Happy Git with R

Happy Git with R
Author

Landon Getting

Published

February 2, 2023

Prompt:

git and Github are tools for helping with versioning of files in collaborative efforts as well as archiving entries for your future self. Unfortunately working with git isn’t always completely straightforward. Jenny Bryan’s book “Happy git and github with R” helps with that. The book is available from http://happygitwithr.com/. Have a look over the index and pick one of the chapters for a more in-depth read.

Write a blog post answering the following questions:

  1. Write a short (100-150 words) summary of the chapter you read in-depth.
  2. Looking back at all of the team projects you have been involved in, describe the biggest mishap you had. Could that have been avoided using git? How?.
  3. Give an example of one new git feature that you learned about from Jenny Bryan’s book..

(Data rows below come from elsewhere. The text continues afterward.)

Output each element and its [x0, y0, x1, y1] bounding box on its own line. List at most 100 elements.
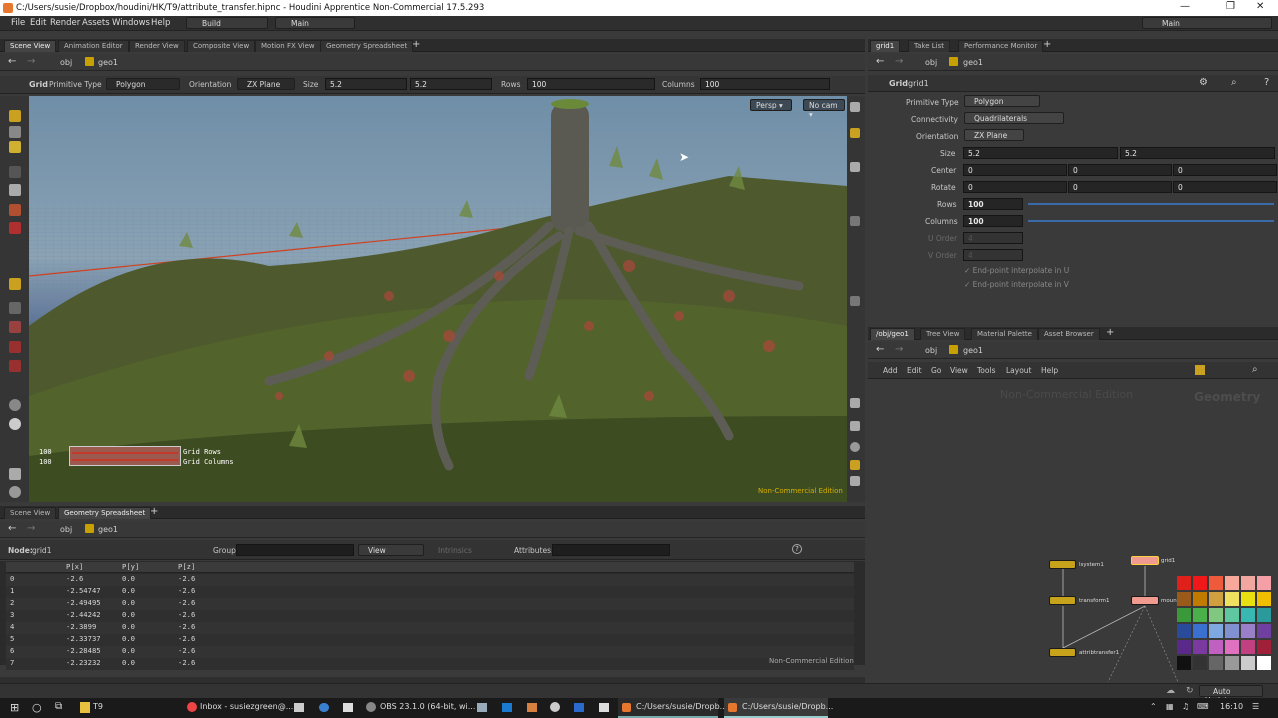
right-path-geo[interactable]: geo1: [963, 58, 983, 67]
right-forward-icon[interactable]: →: [895, 56, 903, 67]
color-swatch[interactable]: [1257, 608, 1271, 622]
param-node-name[interactable]: grid1: [908, 79, 929, 88]
object-mode-icon[interactable]: [9, 141, 21, 153]
color-swatch[interactable]: [1241, 576, 1255, 590]
transform-icon[interactable]: [9, 204, 21, 216]
auto-update-dropdown[interactable]: Auto Update: [1199, 685, 1263, 705]
op-cols-field[interactable]: 100: [700, 78, 830, 90]
color-swatch[interactable]: [1225, 592, 1239, 606]
back-icon[interactable]: ←: [8, 56, 16, 67]
param-help-icon[interactable]: ?: [1264, 77, 1269, 88]
op-size-x[interactable]: 5.2: [325, 78, 407, 90]
app-icon-7[interactable]: [550, 702, 560, 712]
app-icon-6[interactable]: [527, 703, 537, 712]
tab-render-view[interactable]: Render View: [129, 40, 185, 52]
table-row[interactable]: 5 -2.33737 0.0 -2.6: [6, 634, 854, 646]
color-swatch[interactable]: [1209, 656, 1223, 670]
param-connectivity-dropdown[interactable]: Quadrilaterals: [964, 112, 1064, 124]
minimize-icon[interactable]: —: [1180, 1, 1190, 12]
volume-icon[interactable]: ♫: [1182, 702, 1189, 711]
param-primitive-type-dropdown[interactable]: Polygon: [964, 95, 1040, 107]
close-icon[interactable]: ✕: [1256, 1, 1264, 12]
bottom-path-geo[interactable]: geo1: [98, 525, 118, 534]
color-swatch[interactable]: [1177, 640, 1191, 654]
app-icon-1[interactable]: [294, 703, 304, 712]
table-row[interactable]: 7 -2.23232 0.0 -2.6: [6, 658, 854, 670]
taskbar-item-inbox[interactable]: Inbox - susiezgreen@...: [200, 702, 293, 711]
tab-scene-view[interactable]: Scene View: [4, 40, 57, 52]
camera-icon[interactable]: [9, 468, 21, 480]
param-center-z[interactable]: 0: [1173, 164, 1277, 176]
color-swatch[interactable]: [1209, 640, 1223, 654]
search-circle-icon[interactable]: ○: [32, 701, 42, 714]
param-rotate-x[interactable]: 0: [963, 181, 1067, 193]
color-swatch[interactable]: [1257, 656, 1271, 670]
bottom-add-tab-icon[interactable]: +: [150, 506, 158, 517]
param-endv-checkbox[interactable]: ✓ End-point interpolate in V: [964, 280, 1069, 289]
color-swatch[interactable]: [1257, 640, 1271, 654]
color-swatch[interactable]: [1241, 624, 1255, 638]
param-rows-slider[interactable]: [1028, 203, 1274, 205]
tab-bottom-scene-view[interactable]: Scene View: [4, 507, 57, 519]
app-icon-3[interactable]: [343, 703, 353, 712]
color-swatch[interactable]: [1257, 576, 1271, 590]
op-orient-dropdown[interactable]: ZX Plane: [237, 78, 295, 90]
table-row[interactable]: 1 -2.54747 0.0 -2.6: [6, 586, 854, 598]
color-swatch[interactable]: [1241, 608, 1255, 622]
param-rows-field[interactable]: 100: [963, 198, 1023, 210]
shading-icon[interactable]: [850, 162, 860, 172]
param-rotate-y[interactable]: 0: [1068, 181, 1172, 193]
color-swatch[interactable]: [1209, 592, 1223, 606]
light-icon[interactable]: [9, 418, 21, 430]
maximize-icon[interactable]: ❐: [1226, 1, 1235, 12]
tab-performance-monitor[interactable]: Performance Monitor: [958, 40, 1044, 52]
tab-grid1[interactable]: grid1: [870, 40, 901, 52]
zoom-icon[interactable]: [850, 476, 860, 486]
select-mode-icon[interactable]: [9, 126, 21, 138]
tab-bottom-geometry-spreadsheet[interactable]: Geometry Spreadsheet: [58, 507, 152, 519]
brush-icon[interactable]: [9, 278, 21, 290]
display-options-icon[interactable]: [850, 398, 860, 408]
table-row[interactable]: 0 -2.6 0.0 -2.6: [6, 574, 854, 586]
node-grid1[interactable]: [1131, 556, 1159, 565]
app-icon-5[interactable]: [502, 703, 512, 712]
app-icon-4[interactable]: [477, 703, 487, 712]
magnet-icon[interactable]: [9, 321, 21, 333]
color-swatch[interactable]: [1177, 576, 1191, 590]
right-back-icon[interactable]: ←: [876, 56, 884, 67]
taskbar-item-obs[interactable]: OBS 23.1.0 (64-bit, wi...: [380, 702, 475, 711]
color-swatch[interactable]: [1193, 592, 1207, 606]
taskbar-item-t9[interactable]: T9: [93, 702, 103, 711]
table-row[interactable]: 2 -2.49495 0.0 -2.6: [6, 598, 854, 610]
right-add-tab-icon[interactable]: +: [1043, 39, 1051, 50]
color-swatch[interactable]: [1209, 608, 1223, 622]
lock-camera-icon[interactable]: [850, 102, 860, 112]
ghost-icon[interactable]: [850, 421, 860, 431]
node-attribtransfer1[interactable]: [1049, 648, 1076, 657]
color-swatch[interactable]: [1225, 576, 1239, 590]
param-size-z[interactable]: 5.2: [1120, 147, 1275, 159]
sheet-view-dropdown[interactable]: View: [358, 544, 424, 556]
color-swatch[interactable]: [1177, 656, 1191, 670]
bottom-back-icon[interactable]: ←: [8, 523, 16, 534]
color-swatch[interactable]: [1241, 656, 1255, 670]
bottom-forward-icon[interactable]: →: [27, 523, 35, 534]
menu-windows[interactable]: Windows: [112, 18, 150, 28]
gear-icon[interactable]: ⚙: [1199, 77, 1208, 88]
search-icon[interactable]: ⌕: [1231, 77, 1237, 88]
bottom-path-obj[interactable]: obj: [60, 525, 72, 534]
points-icon[interactable]: [850, 296, 860, 306]
param-columns-slider[interactable]: [1028, 220, 1274, 222]
app-icon-2[interactable]: [319, 703, 329, 712]
table-row[interactable]: 3 -2.44242 0.0 -2.6: [6, 610, 854, 622]
node-mountain1[interactable]: [1131, 596, 1159, 605]
tray-chevron-icon[interactable]: ⌃: [1150, 702, 1157, 711]
color-swatch[interactable]: [1209, 576, 1223, 590]
help-icon[interactable]: ?: [792, 544, 802, 554]
task-view-icon[interactable]: ⧉: [55, 701, 62, 712]
grid-toggle-icon[interactable]: [850, 460, 860, 470]
table-row[interactable]: 4 -2.3899 0.0 -2.6: [6, 622, 854, 634]
color-swatch[interactable]: [1177, 608, 1191, 622]
color-swatch[interactable]: [1241, 640, 1255, 654]
param-endu-checkbox[interactable]: ✓ End-point interpolate in U: [964, 266, 1069, 275]
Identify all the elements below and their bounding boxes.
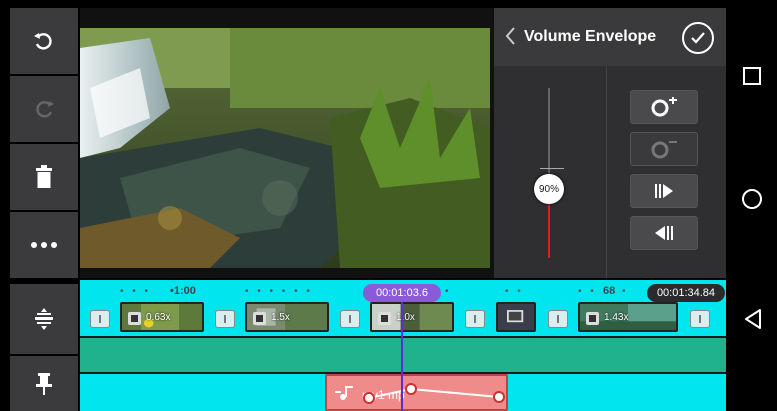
transition-marker[interactable] [215,310,235,328]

Chapter 27: The Repeated Amend - Summary

During Lab 1, you may have encountered a similar situation to our group. Our repository was quickly filled with many small commits that ranged from changing a single argument to entire sections of the lab. The repeated amend workflow will be useful in the future as I strive to make my version history more digestible for collaborators.

Instead of performing many small commits, the amend action allows you to edit a previous commit as you make unforeseen positive progress. This is possible in RStudio through the “amend previous commit” check box in the commit interface window. Once you have completed a section of code or accomplished a goal, then commit. The commit history will show you finished the section or accomplished the goal in a single commit rather than many smaller commits. Once you’ve tested the code and feel good about the commit, you can push it and repeat the process for the next task.

Team Mishap

In an introductory data mining class, my group took an especially long time to develop, train, and test our model because no one knew which file was most updated or advanced. We desperately needed a lesson on reproducible code as well. R scripts were named after the author and usually had a number or adjective to further describe the iteration (ex. Landon_6 or Zach_CleanData). Git would have eliminated this confusion through a main branch that is pulled from and pushed to as progress is made individually.

In many of the scripts, file paths were hard coded. Instead of saving a cleaned or manipulated data frame as a new file in a common repo, we each spent hours running code to produce it as an object in our local R Studio. It was a disaster. The group has come a long way since the project and it is funny to look back on our ineptitude.

New Git Feature!

If you become stuck during a cycle of repeated amends (or at any time prior to a commit), utilize the “Diff” or “Commit” actions in RStudio to either discard all changes or discard a chunk of changes.